Definition: Let $E$ and $F$ be topological spaces. A Homeomorphism between $E$ and $F$ is a bijective function $f : E \to F$ such that both $f$ and $f^{-1}$ are continuous. If such a homeomorphism between $E$ and $F$ exists, then $E$ and $F$ are said to be Homeomorphic. |

Proposition 1: Let $E$ and $F$ be topological spaces and let $A \subseteq E$. Suppose that $f : E \to F$ is a homeomorphism. Then:(1) $f(\mathrm{int}(A)) = \mathrm{int} (f(A))$.(2) $f(\overline{A}) = \overline{f(A)}$. |

**Proof of (1):**Let $y \in f(\mathrm{int}(A))$. Then there exists an $x \in \mathrm{int}(A)$ with $f(x) = y$. Let $U$ be an open set in $E$ such that $x \in E \subseteq A$. Then $f(x) \in f(E) \subseteq f(A)$. But since $f$ is a homeomorphism, $f$ is an open map, and since $E$ is open, so if $f(E)$. Thus $f(x) \in \mathrm{int} (f(A))$.

- Now let $y \in \mathrm{int} f(A)$. Then there exists an open set $V$ in $F$ with $y \in F \subseteq f(A)$. So $f^{-1}(y) \in f^{-1}(F) \subseteq A$. But since $f$ is a homeomorphism, $f$ is continuous, and thus $f^{-1}(F)$ is an open set, which shows that $f^{-1}(y) \in \mathrm{int} (A)$. Thus $y \in f(\mathrm{int}(A))$

- So we conclude that $f(\mathrm{int}(A)) = \mathrm{int} (f(A))$. $\blacksquare$

**Proof of (2):**Let $y \in f(\overline{A})$. Let $V_y$ be a neighbourhood of $y$. Then there exists an open set $U_y$ such that $y \in U_y \subseteq V_y$. Then $f^{-1}(y) \in f^{-1}(U_y) \subseteq f^{-1}(V_y)$. Since $f$ is continuous, $f^{-1}(U_y)$ is an open set and thus $f^{-1}(V_y)$ is a neighbourhood of $f^{-1}(y)$. But since $y \in f(\overline{A})$ we have that $f^{-1}(y) \in \overline{A}$ and so:

\begin{align} \quad f^{-1}(V_y) \cap A \neq \emptyset \end{align}

- Hence $V_y \cap f(A) \neq \emptyset$. Since this holds true for all neighbourhoods $V_y$ of $y$ in $F$, we have that $y \in \overline{f(A)}$.

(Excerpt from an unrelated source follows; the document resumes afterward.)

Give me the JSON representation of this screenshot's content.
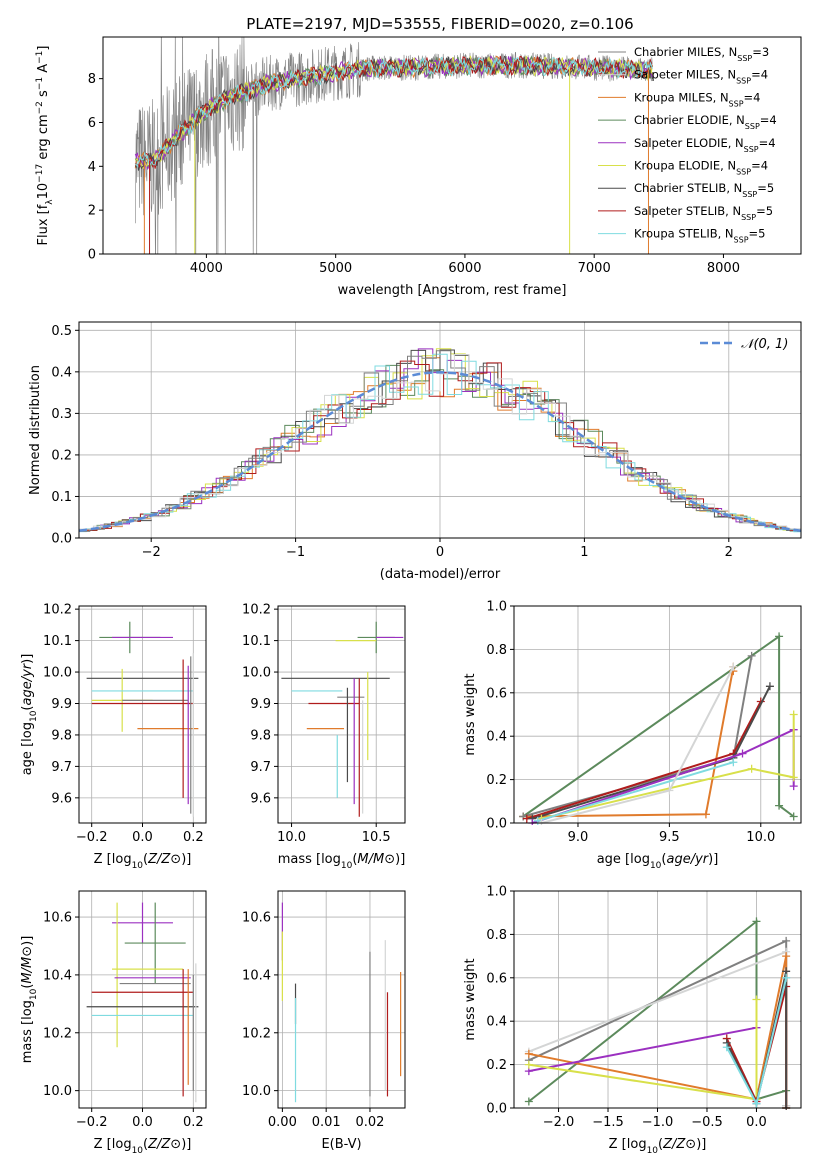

- Now let $y \in \overline{f(A)}$. Let $V_y$ be a neighbourhood of $f^{-1}(y)$. Then there exists an open set $U_y$ in $E$ such that $f^{-1}(y) \in U_y \subseteq V_y$. Since $f$ is an open map, $f(U_y)$ is an open set. So $y \in f(U_y) \subseteq f(V_y)$. Thus $f(V_y)$ is a neighbourhood of $y$. Since $y \in \overline{f(A)}$ we have that:

\begin{align} \quad f(V_y) \cap f(A) \neq \emptyset \end{align}

- Therefore $V_y \cap A \neq \emptyset$. Since this holds true for all neighbourhoods $V_y$ of $f^{-1}(y)$ in $E$, we have that $f^{-1}(y) \in \overline{A}$. Thus $y \in f(\overline{A})$.

- So we conclude that $f(\overline{A}) = \overline{f(A)}$. $\blacksquare$

Proposition 2: Let $E$ and $F$ be topological spaces. Suppose that $E$ and $F$ are homeomorphic. Then:(1) $E$ is Hausdorff if and only if $F$ is Hausdorff.(2) $E$ is first countable if and only if $F$ is first countable. |